1. above 10 degrees Celsius – no special adjustments are required (normally). The odd time, you get cool, wet conditions. In these rare cases, I warm up barefoot indoors for a few extra moments before heading out…and avoid running through cold water puddles. That’s about it.
2. 5 to 10 degrees Celsius – usually, this is a perfect temp. range for barefoot running. I recommend warming up the feet indoors for 5 to 10 mins. – especially if the starting temp. is at the low end of this range. That includes quick pace running on the spot, single leg hops, box & forward/backward 1-legged hops, ankle rolls, toe gripping etc. At the higher temp. range, you should warm up the feet indoors for 2 to 5 mins. and outdoors for 2 to 3 mins. This will get the blood flowing to your extremities & make the transition to running easier
3. 0 to 5 degrees Celsius – it starts to get a tad more challenging now. If there is snow on the ground & a cold, strong wind, look the heck out! Not only do you need to warm up the feet indoors for 5 to 10 mins. pre-run, you also need to start running quickly with a fast foot turnover (minimize ground contact). Avoid slushy, cold water puddles (these are the worst for causing cold toe syndrome!). Also, be aware of the feelings in your feet. If they start to tingle, get home ASAP. Otherwise, you will be fine
4. -5 to 0 degrees Celsius – we’re getting near my bottom limit for barefoot running. Whenever temps go below 0 Celsius, you need to exercise more caution than normal. That goes without saying. I recommend for those new to sub-0 barefoot running, carry your ‘minimalist’ running footwear with you or start out running in them. Either way, your feet MUST be well warmed up prior to hitting snow-covered &/or ice-covered terrain. The toughest conditions are slushy salt-infested roads with choppy ice particles. It’s best to dodge these or run lightly & quickly over them. As your feet warm up or cool down, put your shoes on or take them off. You could also try spreading a light skin barrier cream.
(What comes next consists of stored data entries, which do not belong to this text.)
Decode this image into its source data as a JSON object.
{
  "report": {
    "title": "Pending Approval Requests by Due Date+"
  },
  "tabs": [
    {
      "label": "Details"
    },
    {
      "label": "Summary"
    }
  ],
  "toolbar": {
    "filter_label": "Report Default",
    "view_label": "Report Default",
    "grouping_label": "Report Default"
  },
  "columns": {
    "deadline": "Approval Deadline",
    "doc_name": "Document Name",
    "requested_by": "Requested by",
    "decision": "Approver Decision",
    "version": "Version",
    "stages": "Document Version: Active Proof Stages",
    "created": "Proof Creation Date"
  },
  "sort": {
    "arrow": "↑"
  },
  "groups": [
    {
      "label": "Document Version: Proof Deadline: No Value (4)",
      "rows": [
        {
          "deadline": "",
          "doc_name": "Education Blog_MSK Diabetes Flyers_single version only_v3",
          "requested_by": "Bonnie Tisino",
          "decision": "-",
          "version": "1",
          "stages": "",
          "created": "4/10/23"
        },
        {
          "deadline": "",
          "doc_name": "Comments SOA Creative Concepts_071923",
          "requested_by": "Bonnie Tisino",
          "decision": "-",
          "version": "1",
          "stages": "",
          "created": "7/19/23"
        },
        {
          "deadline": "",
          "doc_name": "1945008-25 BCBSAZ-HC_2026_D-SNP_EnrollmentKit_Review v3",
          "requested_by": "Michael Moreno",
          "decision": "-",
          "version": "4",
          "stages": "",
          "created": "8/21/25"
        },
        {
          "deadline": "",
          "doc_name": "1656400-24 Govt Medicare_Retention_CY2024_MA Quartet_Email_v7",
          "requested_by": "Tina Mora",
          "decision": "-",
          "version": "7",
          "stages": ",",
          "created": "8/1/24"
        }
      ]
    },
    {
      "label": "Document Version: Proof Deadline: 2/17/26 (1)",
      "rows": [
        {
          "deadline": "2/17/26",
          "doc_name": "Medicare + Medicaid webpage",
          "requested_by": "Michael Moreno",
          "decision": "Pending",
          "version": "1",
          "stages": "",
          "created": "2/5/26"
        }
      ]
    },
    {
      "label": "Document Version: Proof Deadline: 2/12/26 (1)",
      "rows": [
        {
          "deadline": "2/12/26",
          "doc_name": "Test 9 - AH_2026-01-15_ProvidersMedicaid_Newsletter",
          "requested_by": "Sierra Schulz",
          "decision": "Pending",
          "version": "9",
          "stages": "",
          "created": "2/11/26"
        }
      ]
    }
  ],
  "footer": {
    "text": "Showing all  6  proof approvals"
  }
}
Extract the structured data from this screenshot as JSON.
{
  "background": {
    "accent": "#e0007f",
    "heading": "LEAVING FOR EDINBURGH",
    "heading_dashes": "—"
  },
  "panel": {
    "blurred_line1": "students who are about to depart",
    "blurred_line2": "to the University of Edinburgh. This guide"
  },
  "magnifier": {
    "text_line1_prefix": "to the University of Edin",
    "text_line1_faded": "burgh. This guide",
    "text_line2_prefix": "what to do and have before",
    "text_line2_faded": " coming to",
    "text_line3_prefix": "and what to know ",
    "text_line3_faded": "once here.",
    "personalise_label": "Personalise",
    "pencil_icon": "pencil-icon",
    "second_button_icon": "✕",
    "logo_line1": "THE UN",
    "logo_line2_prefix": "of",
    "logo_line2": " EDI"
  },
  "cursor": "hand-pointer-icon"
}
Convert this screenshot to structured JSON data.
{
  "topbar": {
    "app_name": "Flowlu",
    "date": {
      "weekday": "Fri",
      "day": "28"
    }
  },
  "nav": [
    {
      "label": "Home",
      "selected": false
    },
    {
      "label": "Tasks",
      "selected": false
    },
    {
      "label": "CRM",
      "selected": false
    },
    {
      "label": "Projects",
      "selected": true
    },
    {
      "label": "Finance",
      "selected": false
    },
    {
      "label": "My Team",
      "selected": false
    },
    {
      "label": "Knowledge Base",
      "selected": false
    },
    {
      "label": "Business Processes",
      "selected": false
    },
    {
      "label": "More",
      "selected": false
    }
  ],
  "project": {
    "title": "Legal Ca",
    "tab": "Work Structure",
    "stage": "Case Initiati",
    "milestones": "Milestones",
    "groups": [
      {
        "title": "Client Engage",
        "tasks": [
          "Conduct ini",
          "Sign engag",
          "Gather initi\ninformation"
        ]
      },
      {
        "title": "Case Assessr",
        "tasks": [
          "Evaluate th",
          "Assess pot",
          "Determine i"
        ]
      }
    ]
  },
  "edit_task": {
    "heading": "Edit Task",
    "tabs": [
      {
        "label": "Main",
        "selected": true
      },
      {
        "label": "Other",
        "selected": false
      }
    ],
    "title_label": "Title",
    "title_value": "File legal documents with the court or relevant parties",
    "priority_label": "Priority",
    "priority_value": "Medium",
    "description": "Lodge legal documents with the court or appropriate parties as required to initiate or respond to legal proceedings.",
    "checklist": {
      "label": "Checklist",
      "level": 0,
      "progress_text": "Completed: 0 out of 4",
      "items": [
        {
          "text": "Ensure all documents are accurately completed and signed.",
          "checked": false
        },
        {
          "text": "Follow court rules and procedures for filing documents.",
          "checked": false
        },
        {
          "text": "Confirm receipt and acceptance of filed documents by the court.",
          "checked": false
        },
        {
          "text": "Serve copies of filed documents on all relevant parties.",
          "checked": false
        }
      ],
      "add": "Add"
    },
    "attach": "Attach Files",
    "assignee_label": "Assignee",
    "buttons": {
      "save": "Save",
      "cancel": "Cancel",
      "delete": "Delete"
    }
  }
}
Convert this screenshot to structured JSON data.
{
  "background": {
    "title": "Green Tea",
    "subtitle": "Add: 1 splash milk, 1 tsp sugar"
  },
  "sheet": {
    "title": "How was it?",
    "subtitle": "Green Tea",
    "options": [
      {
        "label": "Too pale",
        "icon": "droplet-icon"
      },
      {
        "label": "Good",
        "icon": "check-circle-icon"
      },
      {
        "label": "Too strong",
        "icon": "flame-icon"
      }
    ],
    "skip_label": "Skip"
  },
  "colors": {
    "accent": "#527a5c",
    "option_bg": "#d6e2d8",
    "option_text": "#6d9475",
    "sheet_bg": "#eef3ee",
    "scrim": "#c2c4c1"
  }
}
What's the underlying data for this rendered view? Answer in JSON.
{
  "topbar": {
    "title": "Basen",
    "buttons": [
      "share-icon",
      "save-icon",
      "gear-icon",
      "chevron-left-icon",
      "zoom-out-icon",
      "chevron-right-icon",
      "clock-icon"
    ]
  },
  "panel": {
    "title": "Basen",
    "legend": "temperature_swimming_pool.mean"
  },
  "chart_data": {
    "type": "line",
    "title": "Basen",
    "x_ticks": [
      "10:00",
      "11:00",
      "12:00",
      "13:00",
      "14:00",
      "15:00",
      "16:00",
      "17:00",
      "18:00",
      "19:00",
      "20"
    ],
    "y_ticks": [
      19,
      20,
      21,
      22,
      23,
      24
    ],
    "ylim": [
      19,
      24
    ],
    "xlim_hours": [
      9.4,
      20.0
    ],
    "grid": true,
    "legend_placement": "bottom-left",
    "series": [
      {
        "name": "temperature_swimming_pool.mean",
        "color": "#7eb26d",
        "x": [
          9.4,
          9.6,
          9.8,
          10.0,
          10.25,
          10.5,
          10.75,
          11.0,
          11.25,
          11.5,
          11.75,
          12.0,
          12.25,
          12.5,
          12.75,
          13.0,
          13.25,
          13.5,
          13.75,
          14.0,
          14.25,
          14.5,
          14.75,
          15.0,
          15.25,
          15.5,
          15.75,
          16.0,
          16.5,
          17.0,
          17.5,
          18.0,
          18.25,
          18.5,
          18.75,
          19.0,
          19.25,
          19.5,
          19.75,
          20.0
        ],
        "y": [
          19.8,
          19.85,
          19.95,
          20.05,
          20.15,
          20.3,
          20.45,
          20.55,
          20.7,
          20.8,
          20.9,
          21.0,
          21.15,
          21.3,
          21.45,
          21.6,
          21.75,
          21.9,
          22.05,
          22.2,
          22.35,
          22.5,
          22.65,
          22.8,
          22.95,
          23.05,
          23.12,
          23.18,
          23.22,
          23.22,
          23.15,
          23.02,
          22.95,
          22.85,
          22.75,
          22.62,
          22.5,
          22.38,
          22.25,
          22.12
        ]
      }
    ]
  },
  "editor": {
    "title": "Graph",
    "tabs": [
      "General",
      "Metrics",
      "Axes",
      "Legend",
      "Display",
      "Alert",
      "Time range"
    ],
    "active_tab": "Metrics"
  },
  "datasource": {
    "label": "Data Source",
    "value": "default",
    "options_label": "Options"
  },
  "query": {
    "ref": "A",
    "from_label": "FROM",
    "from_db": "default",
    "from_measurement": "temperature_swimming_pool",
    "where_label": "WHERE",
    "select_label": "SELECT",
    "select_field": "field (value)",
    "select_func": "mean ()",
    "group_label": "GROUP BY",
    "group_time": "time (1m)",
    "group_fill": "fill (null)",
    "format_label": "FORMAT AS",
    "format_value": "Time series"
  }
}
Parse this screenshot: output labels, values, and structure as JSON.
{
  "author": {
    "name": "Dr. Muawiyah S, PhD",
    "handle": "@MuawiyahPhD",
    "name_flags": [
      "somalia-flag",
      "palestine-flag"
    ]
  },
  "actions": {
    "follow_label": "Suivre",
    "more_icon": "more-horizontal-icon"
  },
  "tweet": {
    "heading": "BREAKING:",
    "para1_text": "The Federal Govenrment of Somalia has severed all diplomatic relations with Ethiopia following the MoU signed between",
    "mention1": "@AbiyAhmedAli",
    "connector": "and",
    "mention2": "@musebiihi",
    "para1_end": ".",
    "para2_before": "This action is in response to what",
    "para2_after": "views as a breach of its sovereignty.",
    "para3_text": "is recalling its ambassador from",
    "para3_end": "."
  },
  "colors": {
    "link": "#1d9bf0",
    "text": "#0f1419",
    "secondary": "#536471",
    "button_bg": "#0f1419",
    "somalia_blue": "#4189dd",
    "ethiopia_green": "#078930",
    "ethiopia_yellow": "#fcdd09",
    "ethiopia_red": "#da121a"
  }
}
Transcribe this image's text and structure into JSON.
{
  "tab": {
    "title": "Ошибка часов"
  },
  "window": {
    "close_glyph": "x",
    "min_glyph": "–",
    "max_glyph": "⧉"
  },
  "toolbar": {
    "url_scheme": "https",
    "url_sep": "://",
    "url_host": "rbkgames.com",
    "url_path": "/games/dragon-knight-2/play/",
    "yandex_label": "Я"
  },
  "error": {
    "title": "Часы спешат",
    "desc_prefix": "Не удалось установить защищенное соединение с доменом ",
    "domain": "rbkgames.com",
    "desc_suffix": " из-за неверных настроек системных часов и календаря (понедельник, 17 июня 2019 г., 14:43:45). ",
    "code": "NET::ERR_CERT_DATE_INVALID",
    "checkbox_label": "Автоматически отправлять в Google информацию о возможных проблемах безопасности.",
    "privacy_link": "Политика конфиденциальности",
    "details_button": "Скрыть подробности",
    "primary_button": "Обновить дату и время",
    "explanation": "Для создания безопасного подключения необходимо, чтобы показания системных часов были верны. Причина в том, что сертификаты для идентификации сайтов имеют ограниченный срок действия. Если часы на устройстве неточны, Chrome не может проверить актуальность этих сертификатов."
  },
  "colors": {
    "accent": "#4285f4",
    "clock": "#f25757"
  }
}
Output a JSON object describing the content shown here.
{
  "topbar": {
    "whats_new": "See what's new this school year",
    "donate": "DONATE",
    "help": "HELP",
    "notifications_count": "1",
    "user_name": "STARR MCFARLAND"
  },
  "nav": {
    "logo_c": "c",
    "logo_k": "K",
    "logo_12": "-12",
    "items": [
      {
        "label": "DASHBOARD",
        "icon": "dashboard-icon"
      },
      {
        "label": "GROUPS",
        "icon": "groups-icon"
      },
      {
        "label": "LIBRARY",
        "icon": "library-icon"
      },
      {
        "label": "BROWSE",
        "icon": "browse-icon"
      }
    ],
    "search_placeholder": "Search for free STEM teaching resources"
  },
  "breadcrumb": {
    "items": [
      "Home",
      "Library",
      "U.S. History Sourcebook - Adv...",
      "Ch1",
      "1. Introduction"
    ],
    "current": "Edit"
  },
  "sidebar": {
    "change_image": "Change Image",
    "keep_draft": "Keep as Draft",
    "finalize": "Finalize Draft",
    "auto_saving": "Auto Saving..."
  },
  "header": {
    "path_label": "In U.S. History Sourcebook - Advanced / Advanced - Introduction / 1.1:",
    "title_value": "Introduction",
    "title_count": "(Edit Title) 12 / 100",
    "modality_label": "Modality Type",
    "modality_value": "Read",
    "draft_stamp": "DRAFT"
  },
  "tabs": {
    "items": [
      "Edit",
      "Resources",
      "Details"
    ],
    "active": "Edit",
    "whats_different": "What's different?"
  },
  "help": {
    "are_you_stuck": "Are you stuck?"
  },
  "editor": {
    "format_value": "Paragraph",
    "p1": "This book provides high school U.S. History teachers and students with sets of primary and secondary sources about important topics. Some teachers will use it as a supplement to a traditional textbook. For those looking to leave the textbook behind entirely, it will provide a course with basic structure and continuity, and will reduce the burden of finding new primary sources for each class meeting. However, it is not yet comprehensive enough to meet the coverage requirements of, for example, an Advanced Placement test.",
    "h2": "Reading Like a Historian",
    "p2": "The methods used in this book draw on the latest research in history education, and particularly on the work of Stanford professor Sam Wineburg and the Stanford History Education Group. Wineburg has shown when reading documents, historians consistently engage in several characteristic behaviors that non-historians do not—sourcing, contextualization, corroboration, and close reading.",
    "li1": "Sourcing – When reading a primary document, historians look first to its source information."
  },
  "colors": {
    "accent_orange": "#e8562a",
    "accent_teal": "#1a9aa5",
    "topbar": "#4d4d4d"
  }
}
5. -10 to -5 degrees Celsius – this IS my bottom limit!! It’s not often I run barefoot @ -10 C but I do on occasion. The best preparation is the regular runs I’ve done through the earlier part of the winter. This helps toughen my feet and condition my sensitive nerve endings to handle the more severe temps. I also will carry my Five Fingers (Bikilas) just in case and keep my distances below 12 kms. At these temps, you’re always running over icy patches, snow-covered terrain or (mainly) cold, harder-than-normal asphalt, concrete and trail. Oh…don’t forget to do an extra long indoor barefoot warm-up!:-))
Winter barefoot running is my favorite – it takes discipline and mental toughness along with a keen ssense of when your feet are close to being frost-bitten (you DON’T want to go there!!). I’ve never been injured but HAVE frost-bitten my right big toe. Lesson learned…!
Happy (and safe!) barefoot running this winter!!